The Leica M6 is not a camera that is the first choice for landscape photography, so why did I still choose it despite those disadvantages? Well, first of all, a rangefinder has a smaller physical footprint which makes it perfect as a secondary camera.
Thank you so much, Paul, for giving us the chance to learn more about you and your work. Would you like to start by introducing yourself to our readers?
I appreciate your interest in my photography a lot and hope that I can share some interesting thoughts and insights with you and your community. For almost one decade, I’m active as a landscape photographer, but during this time many things have changed. The majority of that time, I was in a state of finding my voice in the space of landscape photography. During this time of self-exploration, I realised that having a purpose as well as a long-term goal behind my pictures is very important for me. I decided to work on projects where I define a theme and some variables that stay the same throughout the whole project. Over months and years, I can now add new chapters to these projects until one day I can hopefully finalise them in a published book. The result of this approach is that I am currently working on an aerial photography project with digital cameras and a film photography project which is shot only on black and white film.

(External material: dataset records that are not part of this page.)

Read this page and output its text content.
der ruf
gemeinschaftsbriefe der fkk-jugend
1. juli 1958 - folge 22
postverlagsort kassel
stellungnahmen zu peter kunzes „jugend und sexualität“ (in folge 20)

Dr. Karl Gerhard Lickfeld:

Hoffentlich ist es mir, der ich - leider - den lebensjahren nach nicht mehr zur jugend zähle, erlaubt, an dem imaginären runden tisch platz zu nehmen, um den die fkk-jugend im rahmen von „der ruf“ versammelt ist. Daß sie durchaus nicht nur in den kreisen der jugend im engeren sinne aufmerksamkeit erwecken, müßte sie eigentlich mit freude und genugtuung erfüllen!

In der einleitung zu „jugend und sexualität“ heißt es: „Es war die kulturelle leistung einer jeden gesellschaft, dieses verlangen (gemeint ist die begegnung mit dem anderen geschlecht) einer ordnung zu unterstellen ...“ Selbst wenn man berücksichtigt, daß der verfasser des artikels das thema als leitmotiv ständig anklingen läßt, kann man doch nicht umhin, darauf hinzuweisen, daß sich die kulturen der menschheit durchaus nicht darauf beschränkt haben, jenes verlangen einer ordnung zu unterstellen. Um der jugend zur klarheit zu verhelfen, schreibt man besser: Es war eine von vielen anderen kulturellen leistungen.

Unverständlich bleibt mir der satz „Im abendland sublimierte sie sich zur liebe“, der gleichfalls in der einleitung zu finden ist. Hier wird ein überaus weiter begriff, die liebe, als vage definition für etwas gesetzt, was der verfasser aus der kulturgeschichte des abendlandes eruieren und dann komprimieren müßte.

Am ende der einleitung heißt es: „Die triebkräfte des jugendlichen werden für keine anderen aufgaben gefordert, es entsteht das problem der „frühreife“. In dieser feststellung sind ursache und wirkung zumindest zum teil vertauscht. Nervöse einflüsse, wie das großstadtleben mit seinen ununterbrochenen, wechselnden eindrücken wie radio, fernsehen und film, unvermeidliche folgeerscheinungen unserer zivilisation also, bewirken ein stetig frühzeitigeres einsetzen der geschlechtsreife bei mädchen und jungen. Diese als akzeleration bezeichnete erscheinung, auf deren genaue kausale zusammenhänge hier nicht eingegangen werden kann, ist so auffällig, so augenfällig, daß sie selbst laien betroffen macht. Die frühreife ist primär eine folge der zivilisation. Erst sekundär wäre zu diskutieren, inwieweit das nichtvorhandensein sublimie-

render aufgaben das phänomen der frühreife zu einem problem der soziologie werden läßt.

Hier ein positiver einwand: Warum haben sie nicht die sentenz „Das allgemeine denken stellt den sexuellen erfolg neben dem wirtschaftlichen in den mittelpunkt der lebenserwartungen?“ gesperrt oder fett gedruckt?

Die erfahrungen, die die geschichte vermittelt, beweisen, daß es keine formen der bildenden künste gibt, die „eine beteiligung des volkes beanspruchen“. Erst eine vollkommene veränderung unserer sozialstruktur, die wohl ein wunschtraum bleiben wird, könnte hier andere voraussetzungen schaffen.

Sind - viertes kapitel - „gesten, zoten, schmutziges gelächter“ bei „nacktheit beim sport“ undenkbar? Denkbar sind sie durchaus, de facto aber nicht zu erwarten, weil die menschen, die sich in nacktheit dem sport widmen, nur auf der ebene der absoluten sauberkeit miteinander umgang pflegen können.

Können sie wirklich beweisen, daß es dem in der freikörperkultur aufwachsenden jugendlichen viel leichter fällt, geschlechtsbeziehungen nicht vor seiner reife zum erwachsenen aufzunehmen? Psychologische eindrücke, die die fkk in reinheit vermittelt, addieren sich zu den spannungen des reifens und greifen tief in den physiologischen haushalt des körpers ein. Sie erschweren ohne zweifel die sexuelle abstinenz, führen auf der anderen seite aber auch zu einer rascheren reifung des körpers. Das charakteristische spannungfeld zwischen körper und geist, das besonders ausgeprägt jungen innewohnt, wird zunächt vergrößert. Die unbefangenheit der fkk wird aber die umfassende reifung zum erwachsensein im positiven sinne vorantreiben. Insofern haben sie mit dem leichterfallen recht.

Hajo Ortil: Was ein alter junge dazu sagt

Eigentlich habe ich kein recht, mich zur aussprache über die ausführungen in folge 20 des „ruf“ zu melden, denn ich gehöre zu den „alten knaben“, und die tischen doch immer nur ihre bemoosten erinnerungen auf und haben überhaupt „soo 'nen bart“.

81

Do you remember your first contact with photography and the moment when you felt it was something you wanted to do?
My first contact with photography was way back in my youth when I got my hands on a beginner DSLR camera. However, this was not a key moment for me that really woke my interest in photography. This happened many years later on my first oversea trip from Germany to San Francisco after my graduation, where I would study and work for about half a year. I still had the same camera with me, but this time being alone in a completely new environment, it intuitively just felt right to document my impressions for myself. The second key moment, which changed the focus of my interest in photography to landscape photography, happened during a trip to Guatemala and Costa Rica years after San Francisco. The natural phenomena of active volcanoes, uninhabited rainforests and wildlife really caught my interest. During that trip, my passion for nature and landscape photography was born, but the journey of finding my voice as a photographer had just begun.

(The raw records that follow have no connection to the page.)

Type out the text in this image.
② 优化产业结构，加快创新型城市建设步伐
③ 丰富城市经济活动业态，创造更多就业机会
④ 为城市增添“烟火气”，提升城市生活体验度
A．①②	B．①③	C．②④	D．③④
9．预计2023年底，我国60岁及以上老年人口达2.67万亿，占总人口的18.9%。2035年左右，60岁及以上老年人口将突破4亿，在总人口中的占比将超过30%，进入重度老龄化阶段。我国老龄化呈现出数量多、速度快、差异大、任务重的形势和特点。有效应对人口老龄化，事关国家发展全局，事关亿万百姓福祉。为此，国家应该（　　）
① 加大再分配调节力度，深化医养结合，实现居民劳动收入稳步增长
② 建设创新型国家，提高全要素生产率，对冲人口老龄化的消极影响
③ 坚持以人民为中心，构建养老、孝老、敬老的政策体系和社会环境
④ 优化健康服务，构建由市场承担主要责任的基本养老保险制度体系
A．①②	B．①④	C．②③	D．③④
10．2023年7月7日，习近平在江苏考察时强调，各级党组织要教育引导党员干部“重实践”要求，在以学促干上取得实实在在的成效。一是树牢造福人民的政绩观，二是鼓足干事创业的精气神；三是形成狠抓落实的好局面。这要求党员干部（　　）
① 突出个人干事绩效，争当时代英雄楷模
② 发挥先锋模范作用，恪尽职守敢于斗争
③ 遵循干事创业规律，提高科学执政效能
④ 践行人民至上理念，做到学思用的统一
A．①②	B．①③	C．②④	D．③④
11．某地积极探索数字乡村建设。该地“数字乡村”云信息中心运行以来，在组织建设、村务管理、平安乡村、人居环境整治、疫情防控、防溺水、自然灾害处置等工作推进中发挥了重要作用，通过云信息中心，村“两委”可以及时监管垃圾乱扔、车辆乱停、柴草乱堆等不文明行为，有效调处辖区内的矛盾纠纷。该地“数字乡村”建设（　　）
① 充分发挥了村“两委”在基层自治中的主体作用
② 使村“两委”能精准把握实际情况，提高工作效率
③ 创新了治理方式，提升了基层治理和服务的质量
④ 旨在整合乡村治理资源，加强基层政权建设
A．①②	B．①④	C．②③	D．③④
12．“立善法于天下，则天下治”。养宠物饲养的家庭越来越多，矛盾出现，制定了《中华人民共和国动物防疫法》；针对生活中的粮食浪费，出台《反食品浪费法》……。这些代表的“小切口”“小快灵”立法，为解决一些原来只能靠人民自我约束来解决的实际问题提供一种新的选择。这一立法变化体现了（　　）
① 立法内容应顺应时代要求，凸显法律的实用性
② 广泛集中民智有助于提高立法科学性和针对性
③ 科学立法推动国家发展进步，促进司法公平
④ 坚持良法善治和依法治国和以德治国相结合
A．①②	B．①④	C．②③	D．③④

From that first contact with photography, it was an incredible evolution until it became an unparalleled passion, wasn’t it? One of those that require sacrifices of all kinds, even in the most trivial things for a traveller. We remember that post of yours about the Azores, where you explained that instead of enjoying a fancy breakfast at the hotel, the kind that all bloggers like to photograph, you ate cold sausages straight from the jar at 6 am, waiting for a sunrise that never happened due to the rain! But these kinds of sacrifices are well worth it, aren’t they?

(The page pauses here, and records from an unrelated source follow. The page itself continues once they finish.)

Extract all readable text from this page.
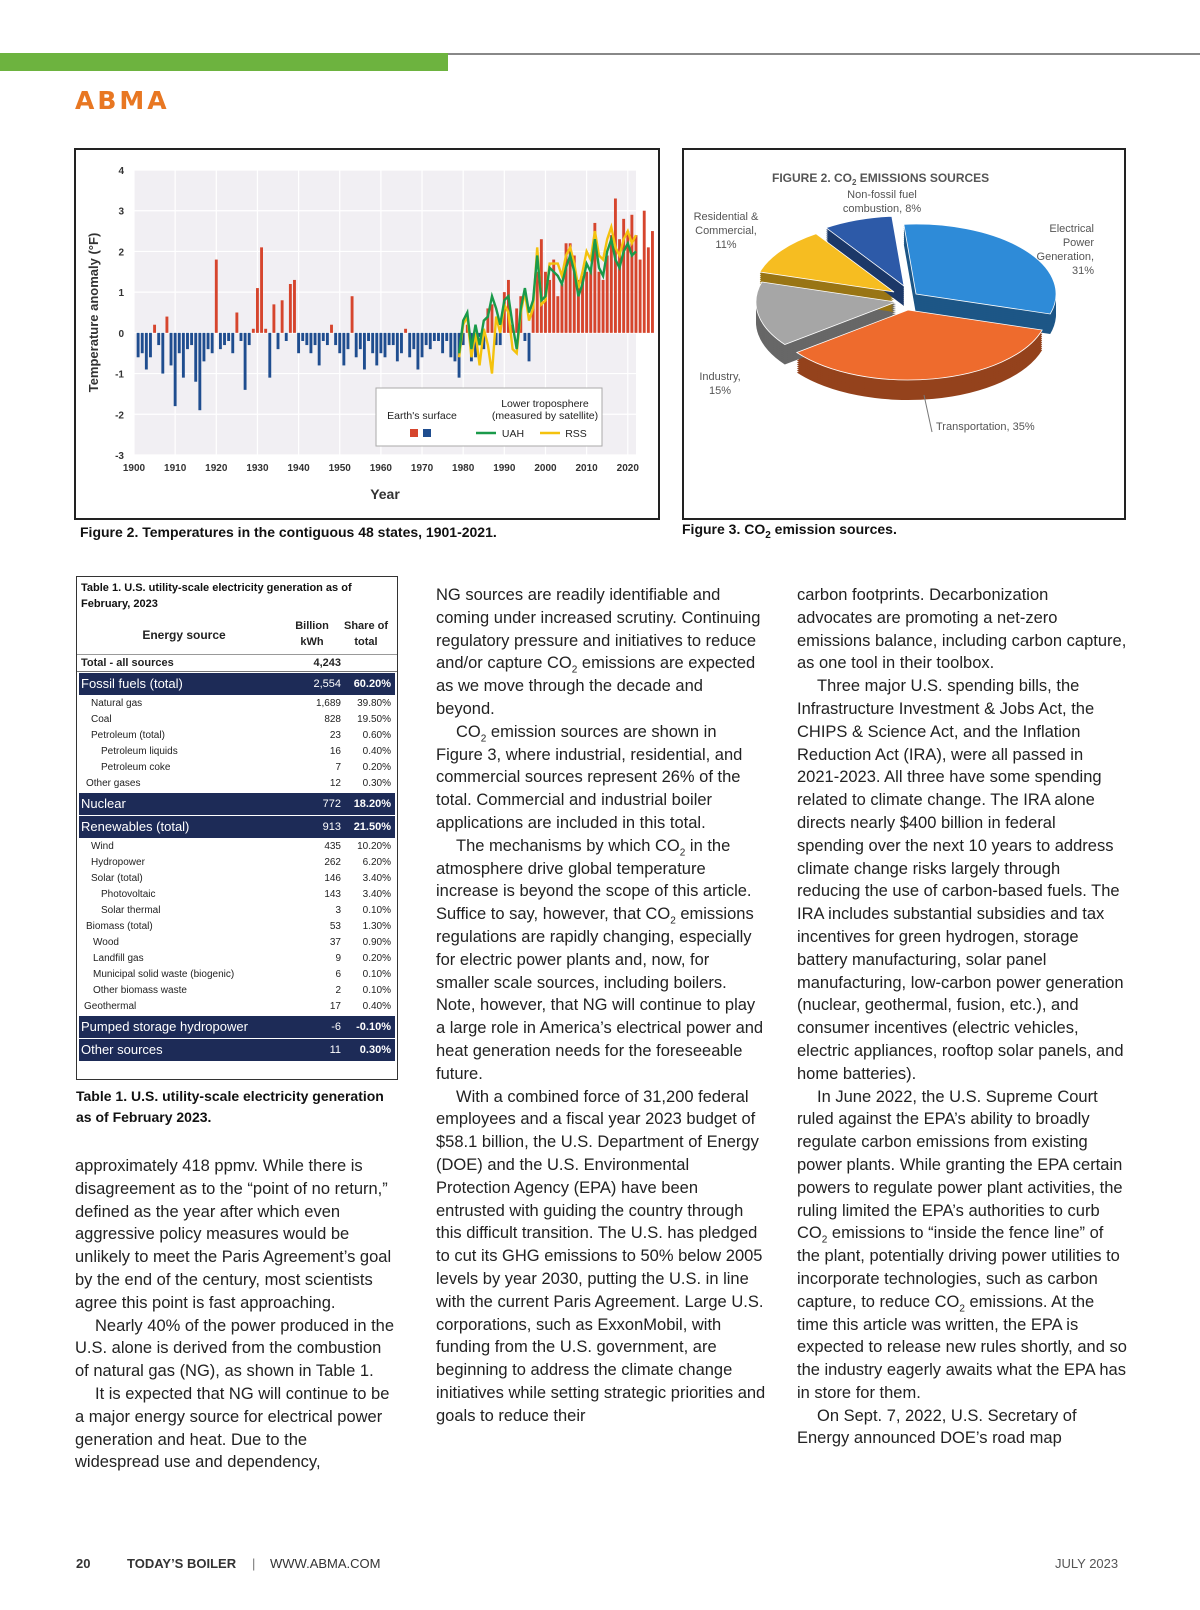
ABMA
4
3
2
1
0
-1
-2
-3
1900 1910 1920 1930 1940 1950 1960 1970 1980 1990 2000 2010 2020
Temperature anomaly (°F)
Year
Lower troposphere
(measured by satellite)
Earth's surface
UAH	RSS
Figure 2. Temperatures in the contiguous 48 states, 1901-2021.
FIGURE 2. $CO_2$ EMISSIONS SOURCES
Electrical
Power
Generation,
31%
Transportation, 35%
Industry,
15%
Residential &
Commercial,
11%
Non-fossil fuel
combustion, 8%
Figure 3. $CO_2$ emission sources.
Table 1. U.S. utility-scale electricity generation as of February, 2023
Energy source
Billion
kWh
Share of
total
Total - all sources	4,243
Fossil fuels (total)	2,554	60.20%
Natural gas	1,689	39.80%
Coal	828	19.50%
Petroleum (total)	23	0.60%
Petroleum liquids	16	0.40%
Petroleum coke	7	0.20%
Other gases	12	0.30%
Nuclear	772	18.20%
Renewables (total)	913	21.50%
Wind	435	10.20%
Hydropower	262	6.20%
Solar (total)	146	3.40%
Photovoltaic	143	3.40%
Solar thermal	3	0.10%
Biomass (total)	53	1.30%
Wood	37	0.90%
Landfill gas	9	0.20%
Municipal solid waste (biogenic)	6	0.10%
Other biomass waste	2	0.10%
Geothermal	17	0.40%
Pumped storage hydropower	-6	-0.10%
Other sources	11	0.30%
Table 1. U.S. utility-scale electricity generation as of February 2023.

approximately 418 ppmv. While there is disagreement as to the “point of no return,” defined as the year after which even aggressive policy measures would be unlikely to meet the Paris Agreement’s goal by the end of the century, most scientists agree this point is fast approaching.

Nearly 40% of the power produced in the U.S. alone is derived from the combustion of natural gas (NG), as shown in Table 1.

It is expected that NG will continue to be a major energy source for electrical power generation and heat. Due to the widespread use and dependency,

NG sources are readily identifiable and coming under increased scrutiny. Continuing regulatory pressure and initiatives to reduce and/or capture $CO_2$ emissions are expected as we move through the decade and beyond.

$CO_2$ emission sources are shown in Figure 3, where industrial, residential, and commercial sources represent 26% of the total. Commercial and industrial boiler applications are included in this total.

The mechanisms by which $CO_2$ in the atmosphere drive global temperature increase is beyond the scope of this article. Suffice to say, however, that $CO_2$ emissions regulations are rapidly changing, especially for electric power plants and, now, for smaller scale sources, including boilers. Note, however, that NG will continue to play a large role in America’s electrical power and heat generation needs for the foreseeable future.

With a combined force of 31,200 federal employees and a fiscal year 2023 budget of $58.1 billion, the U.S. Department of Energy (DOE) and the U.S. Environmental Protection Agency (EPA) have been entrusted with guiding the country through this difficult transition. The U.S. has pledged to cut its GHG emissions to 50% below 2005 levels by year 2030, putting the U.S. in line with the current Paris Agreement. Large U.S. corporations, such as ExxonMobil, with funding from the U.S. government, are beginning to address the climate change initiatives while setting strategic priorities and goals to reduce their

carbon footprints. Decarbonization advocates are promoting a net-zero emissions balance, including carbon capture, as one tool in their toolbox.

Three major U.S. spending bills, the Infrastructure Investment & Jobs Act, the CHIPS & Science Act, and the Inflation Reduction Act (IRA), were all passed in 2021-2023. All three have some spending related to climate change. The IRA alone directs nearly $400 billion in federal spending over the next 10 years to address climate change risks largely through reducing the use of carbon-based fuels. The IRA includes substantial subsidies and tax incentives for green hydrogen, storage battery manufacturing, solar panel manufacturing, low-carbon power generation (nuclear, geothermal, fusion, etc.), and consumer incentives (electric vehicles, electric appliances, rooftop solar panels, and home batteries).

In June 2022, the U.S. Supreme Court ruled against the EPA’s ability to broadly regulate carbon emissions from existing power plants. While granting the EPA certain powers to regulate power plant activities, the ruling limited the EPA’s authorities to curb $CO_2$ emissions to “inside the fence line” of the plant, potentially driving power utilities to incorporate technologies, such as carbon capture, to reduce $CO_2$ emissions. At the time this article was written, the EPA is expected to release new rules shortly, and so the industry eagerly awaits what the EPA has in store for them.

On Sept. 7, 2022, U.S. Secretary of Energy announced DOE’s road map

20	TODAY’S BOILER | WWW.ABMA.COM	JULY 2023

From the start, when photography was just a hobby to the point where it has become a substantial part of my life, many things have changed and to accomplish certain goals, it does indeed require some sacrifices. The absence of comfort during my trips is easily forgotten when the photographs turn out as expected. Even if one or two approaches don’t work out as you mentioned, if there is a long-term goal, this doesn’t really bother me. But let’s be honest, some of my currently running projects require a lot of preparation, planning and also financial resources. That means, in the end, that I have to cut time and money for other things. I haven’t been on vacation with friends for quite some time, and others in my age have bought their first or second car already. I’m trying to be reasonable and almost only buy used camera gear to save some bucks for a photography trip instead. Nevertheless, I have chosen this path myself, and I am very happy to be able to go on this journey. So to answer your question, yes it feels like it is worth it, especially when I imagine to one day see these projects come together as a book. I feel like I have reached a point where most of what I’m doing is driven by intrinsic motivation, which wasn’t always the case. There were many moments in the past when I thought about giving up on photography, and today I’m glad I didn’t follow these thoughts.